Helping speed up ambulance response times

Urgent Care Assistant Hannah craig with one of the new non-urgent ambulances now in service based at Sleaford. EMN-181112-145819001
Urgent Care Assistant Hannah craig with one of the new non-urgent ambulances now in service based at Sleaford. EMN-181112-145819001

A new fleet of ambulances responding to less life-threatening calls across the county is freeing up blue-light crews to answer 999 calls quicker.

According to East Midlands Ambulance service, its new Urgent Care Transport Service, which went live on April 3, is designed to reduce delays for patients, and reduce the pressure faced by emergency staff leading to faster response times.

Thanks to increased funding, the service has recruited 100 Urgent Care Assistants (UCA’s), with 25 of them based in Lincolnshire at Sleaford, Market Rasen and Grimsby, using vehicles which are not equipped with blue lights to cut through traffic.

The service aims to provide transport to patients requiring urgent admissions to hospital, as determined by their GP or other healthcare professionals such as a community paramedic in a response care at the scene. They ferry patients requiring transport that do not need ongoing emergency treatment from a technician or paramedic, having been assessed at the scene. They will also transfer patients between hospitals that would normally have unnecessarily used a ‘blue-light’ ambulance.

The UCA’s have not been trained to drive on blue-lights. The crews had been using hired vehicles but now have purposely equipped ones in place.

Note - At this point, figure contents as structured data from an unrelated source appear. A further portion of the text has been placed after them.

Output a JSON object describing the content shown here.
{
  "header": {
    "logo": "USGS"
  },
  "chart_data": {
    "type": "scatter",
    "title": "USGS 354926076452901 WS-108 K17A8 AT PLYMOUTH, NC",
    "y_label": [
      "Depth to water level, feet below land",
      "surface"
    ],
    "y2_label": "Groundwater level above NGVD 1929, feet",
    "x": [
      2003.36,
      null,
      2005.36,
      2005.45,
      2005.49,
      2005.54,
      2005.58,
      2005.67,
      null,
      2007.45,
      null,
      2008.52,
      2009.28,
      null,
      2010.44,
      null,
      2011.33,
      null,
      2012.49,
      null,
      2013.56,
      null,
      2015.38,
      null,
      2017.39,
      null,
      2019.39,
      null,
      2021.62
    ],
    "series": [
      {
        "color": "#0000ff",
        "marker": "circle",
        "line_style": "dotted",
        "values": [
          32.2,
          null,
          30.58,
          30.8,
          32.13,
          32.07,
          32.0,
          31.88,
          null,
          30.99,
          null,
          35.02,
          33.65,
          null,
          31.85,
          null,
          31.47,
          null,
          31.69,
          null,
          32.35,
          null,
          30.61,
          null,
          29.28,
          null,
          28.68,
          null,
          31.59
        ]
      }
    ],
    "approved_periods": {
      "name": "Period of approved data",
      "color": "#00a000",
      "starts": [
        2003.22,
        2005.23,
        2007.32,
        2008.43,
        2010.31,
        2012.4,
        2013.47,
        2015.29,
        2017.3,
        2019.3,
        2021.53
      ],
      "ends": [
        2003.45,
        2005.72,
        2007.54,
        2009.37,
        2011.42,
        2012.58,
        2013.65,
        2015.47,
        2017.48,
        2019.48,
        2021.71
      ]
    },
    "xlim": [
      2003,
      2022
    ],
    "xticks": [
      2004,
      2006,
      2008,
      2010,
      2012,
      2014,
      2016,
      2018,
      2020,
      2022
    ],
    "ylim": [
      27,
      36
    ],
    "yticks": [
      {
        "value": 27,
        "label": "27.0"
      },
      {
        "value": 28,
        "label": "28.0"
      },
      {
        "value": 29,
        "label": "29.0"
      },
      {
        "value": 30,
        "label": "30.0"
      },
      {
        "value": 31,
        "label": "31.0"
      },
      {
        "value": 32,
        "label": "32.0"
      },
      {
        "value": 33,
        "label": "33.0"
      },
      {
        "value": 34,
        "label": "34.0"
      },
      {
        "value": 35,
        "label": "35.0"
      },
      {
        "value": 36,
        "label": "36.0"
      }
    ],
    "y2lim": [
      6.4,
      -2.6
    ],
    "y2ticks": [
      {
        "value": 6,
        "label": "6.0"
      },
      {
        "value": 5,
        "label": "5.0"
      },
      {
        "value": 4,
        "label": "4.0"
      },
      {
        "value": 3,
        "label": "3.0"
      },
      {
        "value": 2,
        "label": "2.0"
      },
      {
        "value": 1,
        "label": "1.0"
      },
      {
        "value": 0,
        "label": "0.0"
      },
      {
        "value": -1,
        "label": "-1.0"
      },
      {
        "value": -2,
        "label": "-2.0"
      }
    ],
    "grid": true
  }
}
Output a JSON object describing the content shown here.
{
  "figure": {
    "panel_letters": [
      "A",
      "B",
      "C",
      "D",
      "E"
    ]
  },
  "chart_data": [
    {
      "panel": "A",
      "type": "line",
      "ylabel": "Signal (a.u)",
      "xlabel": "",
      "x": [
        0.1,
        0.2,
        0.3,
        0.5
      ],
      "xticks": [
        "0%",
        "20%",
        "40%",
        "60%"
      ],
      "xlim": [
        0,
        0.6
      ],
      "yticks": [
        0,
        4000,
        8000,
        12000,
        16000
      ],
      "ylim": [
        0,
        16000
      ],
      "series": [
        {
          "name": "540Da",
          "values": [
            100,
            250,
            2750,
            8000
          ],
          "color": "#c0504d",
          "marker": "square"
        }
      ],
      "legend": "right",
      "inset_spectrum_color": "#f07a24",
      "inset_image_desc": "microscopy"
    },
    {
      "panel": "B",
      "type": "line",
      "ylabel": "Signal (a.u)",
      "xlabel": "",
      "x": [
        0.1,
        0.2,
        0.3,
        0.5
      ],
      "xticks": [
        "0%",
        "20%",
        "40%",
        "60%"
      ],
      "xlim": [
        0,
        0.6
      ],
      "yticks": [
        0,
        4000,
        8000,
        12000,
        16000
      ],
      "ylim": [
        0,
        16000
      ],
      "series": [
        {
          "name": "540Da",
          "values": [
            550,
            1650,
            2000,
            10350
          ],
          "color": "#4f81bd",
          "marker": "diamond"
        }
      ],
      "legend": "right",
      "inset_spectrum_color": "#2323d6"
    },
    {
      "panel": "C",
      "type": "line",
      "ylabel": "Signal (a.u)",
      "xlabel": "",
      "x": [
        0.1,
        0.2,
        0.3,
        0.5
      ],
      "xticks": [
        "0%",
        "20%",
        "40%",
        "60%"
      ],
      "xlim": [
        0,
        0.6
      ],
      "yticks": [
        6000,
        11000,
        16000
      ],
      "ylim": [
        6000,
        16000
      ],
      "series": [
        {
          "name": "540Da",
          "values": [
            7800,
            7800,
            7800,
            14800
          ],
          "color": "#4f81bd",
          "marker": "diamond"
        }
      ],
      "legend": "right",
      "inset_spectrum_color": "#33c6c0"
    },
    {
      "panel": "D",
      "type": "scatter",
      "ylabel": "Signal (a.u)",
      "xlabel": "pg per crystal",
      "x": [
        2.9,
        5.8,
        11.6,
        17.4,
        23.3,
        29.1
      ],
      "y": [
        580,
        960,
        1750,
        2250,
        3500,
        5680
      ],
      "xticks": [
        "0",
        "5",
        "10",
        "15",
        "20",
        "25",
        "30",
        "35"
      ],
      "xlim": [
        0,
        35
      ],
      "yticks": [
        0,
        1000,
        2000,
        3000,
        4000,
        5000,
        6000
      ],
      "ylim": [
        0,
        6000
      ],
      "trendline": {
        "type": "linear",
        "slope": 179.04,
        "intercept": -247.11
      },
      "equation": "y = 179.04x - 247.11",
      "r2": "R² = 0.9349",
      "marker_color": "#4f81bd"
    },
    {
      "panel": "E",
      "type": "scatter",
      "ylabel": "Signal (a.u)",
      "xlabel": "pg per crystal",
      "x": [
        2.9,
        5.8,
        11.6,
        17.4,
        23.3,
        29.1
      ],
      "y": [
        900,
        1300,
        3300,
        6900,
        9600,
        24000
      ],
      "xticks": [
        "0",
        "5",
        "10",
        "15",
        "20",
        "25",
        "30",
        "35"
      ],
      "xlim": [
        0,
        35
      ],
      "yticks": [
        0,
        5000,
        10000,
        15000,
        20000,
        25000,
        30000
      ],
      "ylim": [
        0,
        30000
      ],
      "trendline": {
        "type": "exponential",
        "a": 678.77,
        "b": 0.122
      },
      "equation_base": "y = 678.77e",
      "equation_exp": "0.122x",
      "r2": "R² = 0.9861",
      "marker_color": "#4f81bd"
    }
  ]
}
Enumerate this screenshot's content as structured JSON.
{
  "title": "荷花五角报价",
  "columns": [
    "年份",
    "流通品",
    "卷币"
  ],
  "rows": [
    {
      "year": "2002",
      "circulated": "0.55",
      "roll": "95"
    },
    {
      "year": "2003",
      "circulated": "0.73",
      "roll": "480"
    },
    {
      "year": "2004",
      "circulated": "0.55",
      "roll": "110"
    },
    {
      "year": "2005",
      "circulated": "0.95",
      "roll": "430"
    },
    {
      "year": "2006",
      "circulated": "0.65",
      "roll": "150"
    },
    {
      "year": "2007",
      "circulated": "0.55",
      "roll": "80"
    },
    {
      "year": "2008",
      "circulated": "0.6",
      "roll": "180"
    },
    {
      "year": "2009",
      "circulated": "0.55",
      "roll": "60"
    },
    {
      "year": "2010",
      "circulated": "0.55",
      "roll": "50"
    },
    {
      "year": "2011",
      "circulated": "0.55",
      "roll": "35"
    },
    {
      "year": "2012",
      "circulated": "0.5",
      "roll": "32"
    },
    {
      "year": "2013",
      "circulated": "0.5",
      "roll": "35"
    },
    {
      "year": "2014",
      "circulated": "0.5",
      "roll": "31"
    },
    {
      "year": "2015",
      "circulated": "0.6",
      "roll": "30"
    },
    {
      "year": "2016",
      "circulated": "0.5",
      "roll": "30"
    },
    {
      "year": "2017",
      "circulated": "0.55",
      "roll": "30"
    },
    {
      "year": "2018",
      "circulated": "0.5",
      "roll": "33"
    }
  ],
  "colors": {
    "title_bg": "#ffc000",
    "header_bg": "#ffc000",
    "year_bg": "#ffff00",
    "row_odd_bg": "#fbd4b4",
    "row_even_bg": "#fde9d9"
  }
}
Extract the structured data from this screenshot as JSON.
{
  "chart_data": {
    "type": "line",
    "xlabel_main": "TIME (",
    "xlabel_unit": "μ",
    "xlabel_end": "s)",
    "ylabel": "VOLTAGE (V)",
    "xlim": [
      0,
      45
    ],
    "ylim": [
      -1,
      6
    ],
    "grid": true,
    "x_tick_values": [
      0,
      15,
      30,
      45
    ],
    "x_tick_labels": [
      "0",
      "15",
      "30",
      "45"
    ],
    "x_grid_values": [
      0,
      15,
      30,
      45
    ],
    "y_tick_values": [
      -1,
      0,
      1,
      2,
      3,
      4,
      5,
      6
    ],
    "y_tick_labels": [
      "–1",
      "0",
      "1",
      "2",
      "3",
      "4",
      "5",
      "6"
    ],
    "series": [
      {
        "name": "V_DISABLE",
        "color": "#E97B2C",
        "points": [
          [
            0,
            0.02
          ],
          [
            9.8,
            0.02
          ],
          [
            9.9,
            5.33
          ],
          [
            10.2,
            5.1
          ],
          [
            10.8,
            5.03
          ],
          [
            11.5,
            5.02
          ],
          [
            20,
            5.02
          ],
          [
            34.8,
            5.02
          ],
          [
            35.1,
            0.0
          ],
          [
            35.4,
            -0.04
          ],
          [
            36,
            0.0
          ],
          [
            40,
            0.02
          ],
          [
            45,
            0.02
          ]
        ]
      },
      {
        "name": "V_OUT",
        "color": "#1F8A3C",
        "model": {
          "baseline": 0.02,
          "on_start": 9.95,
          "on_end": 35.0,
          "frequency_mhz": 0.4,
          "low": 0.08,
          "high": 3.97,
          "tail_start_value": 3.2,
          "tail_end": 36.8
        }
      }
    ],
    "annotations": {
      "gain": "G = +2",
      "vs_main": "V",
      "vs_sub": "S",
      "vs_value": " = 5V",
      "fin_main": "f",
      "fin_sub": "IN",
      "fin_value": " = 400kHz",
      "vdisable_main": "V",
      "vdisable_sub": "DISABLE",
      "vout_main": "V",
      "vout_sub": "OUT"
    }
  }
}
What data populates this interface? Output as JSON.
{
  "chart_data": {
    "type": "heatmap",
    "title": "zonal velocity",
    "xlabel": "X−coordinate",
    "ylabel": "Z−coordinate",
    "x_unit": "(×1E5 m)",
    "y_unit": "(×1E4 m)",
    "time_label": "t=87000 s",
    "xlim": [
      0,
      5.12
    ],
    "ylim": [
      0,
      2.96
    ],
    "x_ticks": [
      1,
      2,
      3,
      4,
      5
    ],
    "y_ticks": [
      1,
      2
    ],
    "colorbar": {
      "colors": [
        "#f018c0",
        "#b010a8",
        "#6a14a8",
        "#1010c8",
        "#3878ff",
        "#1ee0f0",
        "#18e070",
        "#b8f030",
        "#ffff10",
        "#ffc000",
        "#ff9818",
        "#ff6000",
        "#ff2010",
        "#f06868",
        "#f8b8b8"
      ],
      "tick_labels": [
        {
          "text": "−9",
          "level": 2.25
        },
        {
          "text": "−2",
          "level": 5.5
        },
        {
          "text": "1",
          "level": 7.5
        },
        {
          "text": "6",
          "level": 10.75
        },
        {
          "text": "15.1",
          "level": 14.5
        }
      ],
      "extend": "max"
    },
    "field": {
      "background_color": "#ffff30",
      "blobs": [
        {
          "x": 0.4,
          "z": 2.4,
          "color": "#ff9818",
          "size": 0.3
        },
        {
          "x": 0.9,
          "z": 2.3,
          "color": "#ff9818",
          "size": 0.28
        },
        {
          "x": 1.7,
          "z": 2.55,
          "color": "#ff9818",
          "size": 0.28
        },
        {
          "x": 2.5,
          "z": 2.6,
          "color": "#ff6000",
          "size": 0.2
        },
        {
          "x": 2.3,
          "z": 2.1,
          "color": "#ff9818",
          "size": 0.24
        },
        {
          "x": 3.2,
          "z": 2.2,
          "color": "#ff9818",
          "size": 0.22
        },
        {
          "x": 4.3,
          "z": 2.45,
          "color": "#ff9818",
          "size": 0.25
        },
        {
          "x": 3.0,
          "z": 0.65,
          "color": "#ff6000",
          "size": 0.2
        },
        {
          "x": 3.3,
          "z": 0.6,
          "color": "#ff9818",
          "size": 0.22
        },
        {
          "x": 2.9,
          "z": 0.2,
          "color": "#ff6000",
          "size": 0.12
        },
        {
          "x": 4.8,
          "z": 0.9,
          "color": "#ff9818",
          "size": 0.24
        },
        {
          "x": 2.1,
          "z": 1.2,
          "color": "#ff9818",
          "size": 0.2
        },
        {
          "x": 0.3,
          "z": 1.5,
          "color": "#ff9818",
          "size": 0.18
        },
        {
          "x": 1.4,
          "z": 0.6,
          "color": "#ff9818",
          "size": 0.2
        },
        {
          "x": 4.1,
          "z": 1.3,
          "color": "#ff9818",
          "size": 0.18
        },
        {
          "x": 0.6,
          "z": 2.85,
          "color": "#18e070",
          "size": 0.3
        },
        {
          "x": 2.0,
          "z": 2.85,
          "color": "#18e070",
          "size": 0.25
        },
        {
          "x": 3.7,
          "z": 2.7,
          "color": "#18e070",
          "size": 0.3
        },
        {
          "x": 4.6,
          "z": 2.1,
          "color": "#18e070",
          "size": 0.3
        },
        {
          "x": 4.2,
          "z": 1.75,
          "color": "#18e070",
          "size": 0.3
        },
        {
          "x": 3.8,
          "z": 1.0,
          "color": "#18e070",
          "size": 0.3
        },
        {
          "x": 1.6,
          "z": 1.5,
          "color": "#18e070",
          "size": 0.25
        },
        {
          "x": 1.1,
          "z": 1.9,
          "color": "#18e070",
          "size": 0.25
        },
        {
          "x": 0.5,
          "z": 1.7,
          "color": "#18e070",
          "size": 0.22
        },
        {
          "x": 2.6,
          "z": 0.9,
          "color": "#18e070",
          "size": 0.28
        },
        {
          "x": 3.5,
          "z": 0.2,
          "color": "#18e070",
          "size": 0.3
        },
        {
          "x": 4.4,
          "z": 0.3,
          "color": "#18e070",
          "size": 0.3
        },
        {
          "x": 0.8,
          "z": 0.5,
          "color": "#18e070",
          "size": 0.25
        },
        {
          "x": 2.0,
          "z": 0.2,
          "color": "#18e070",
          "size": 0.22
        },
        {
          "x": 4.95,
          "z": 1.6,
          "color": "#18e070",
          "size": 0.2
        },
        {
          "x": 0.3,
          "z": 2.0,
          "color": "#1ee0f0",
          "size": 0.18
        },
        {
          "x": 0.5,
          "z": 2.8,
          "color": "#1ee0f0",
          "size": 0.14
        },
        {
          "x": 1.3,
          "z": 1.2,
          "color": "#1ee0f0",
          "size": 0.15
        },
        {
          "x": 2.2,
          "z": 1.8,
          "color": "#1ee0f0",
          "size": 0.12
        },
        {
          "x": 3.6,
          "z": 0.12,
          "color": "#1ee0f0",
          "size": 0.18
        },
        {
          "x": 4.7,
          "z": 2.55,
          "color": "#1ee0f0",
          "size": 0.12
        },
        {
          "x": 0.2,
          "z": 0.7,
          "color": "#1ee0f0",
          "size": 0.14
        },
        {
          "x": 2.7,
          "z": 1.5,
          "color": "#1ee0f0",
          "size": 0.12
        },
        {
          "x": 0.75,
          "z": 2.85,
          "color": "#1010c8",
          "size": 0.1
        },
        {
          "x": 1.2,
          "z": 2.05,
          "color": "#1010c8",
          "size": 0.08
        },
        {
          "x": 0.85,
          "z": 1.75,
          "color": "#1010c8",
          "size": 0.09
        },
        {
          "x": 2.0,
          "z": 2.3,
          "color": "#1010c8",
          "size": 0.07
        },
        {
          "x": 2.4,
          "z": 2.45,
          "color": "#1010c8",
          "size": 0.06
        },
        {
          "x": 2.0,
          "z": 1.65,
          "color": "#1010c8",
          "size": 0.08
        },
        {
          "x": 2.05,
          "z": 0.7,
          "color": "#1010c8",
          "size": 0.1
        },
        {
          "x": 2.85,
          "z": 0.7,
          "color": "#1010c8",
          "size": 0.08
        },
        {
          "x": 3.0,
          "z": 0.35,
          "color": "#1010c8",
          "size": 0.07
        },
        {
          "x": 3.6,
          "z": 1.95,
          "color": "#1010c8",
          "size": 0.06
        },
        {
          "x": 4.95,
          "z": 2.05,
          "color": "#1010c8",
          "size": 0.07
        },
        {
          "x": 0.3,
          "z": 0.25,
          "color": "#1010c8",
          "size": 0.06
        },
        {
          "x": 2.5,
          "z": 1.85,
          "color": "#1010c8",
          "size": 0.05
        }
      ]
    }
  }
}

Since the implementation, response times have improved. Lincolnshire has seen 2,599 transfers to hospital, freeing up the same number of frontline ambulance trips to attend life threatening calls, explains ambulance operations manager Paul Litherland.

In March, the average waiting time for an urgent transfer was 10 hours 43 minutes. Since the Urgent Care teams have been in place the average wait in April reduced significantly to 4 hours 30 minutes and reduced further to four hours 10 minutes in October.

Mr Litherland said originally the UCAs were expected to cover at least four calls a day, but they have been averaging five to seven jobs a day. In only around two per cent of cases the crews have then called a paramedic assistant if a patient has deteriorated, thanks to accurate assessment prior to transit.

He said: “It is a really positive step forward for the Trust and it is having an impact on the categories of call with improved 999 response times by five minutes in Lincolnshire, which is a huge improvement.

He added: “This makes perfect sense because you don’t need paramedics on lower category calls. We are getting UCAs progressing through the service and going on to be technicians and paramedics of the future.”

UCA Hannah Craig has been based at Sleaford since May after six weeks of training with administering things like oxygen, previously working as a nursery nurse as well as being a St John Ambulance volunteer.

She said it was really making a difference: “We get called to a lot of elderly patients with infections, hip problems and dehydration.”

Neil White, Transformational Delivery Manager said: “Our new Urgent Care Transport Service colleagues are an important, integral part of our accident and emergency service.

“We have already seen a positive benefit for patients with the average wait for admission reducing by half. The service has been embedded as part of our operating model and the addition of further Urgent Care Assistants means we can reach more patients allowing our frontline A&E crews to focus on our response to immediately life threatening 999 calls.”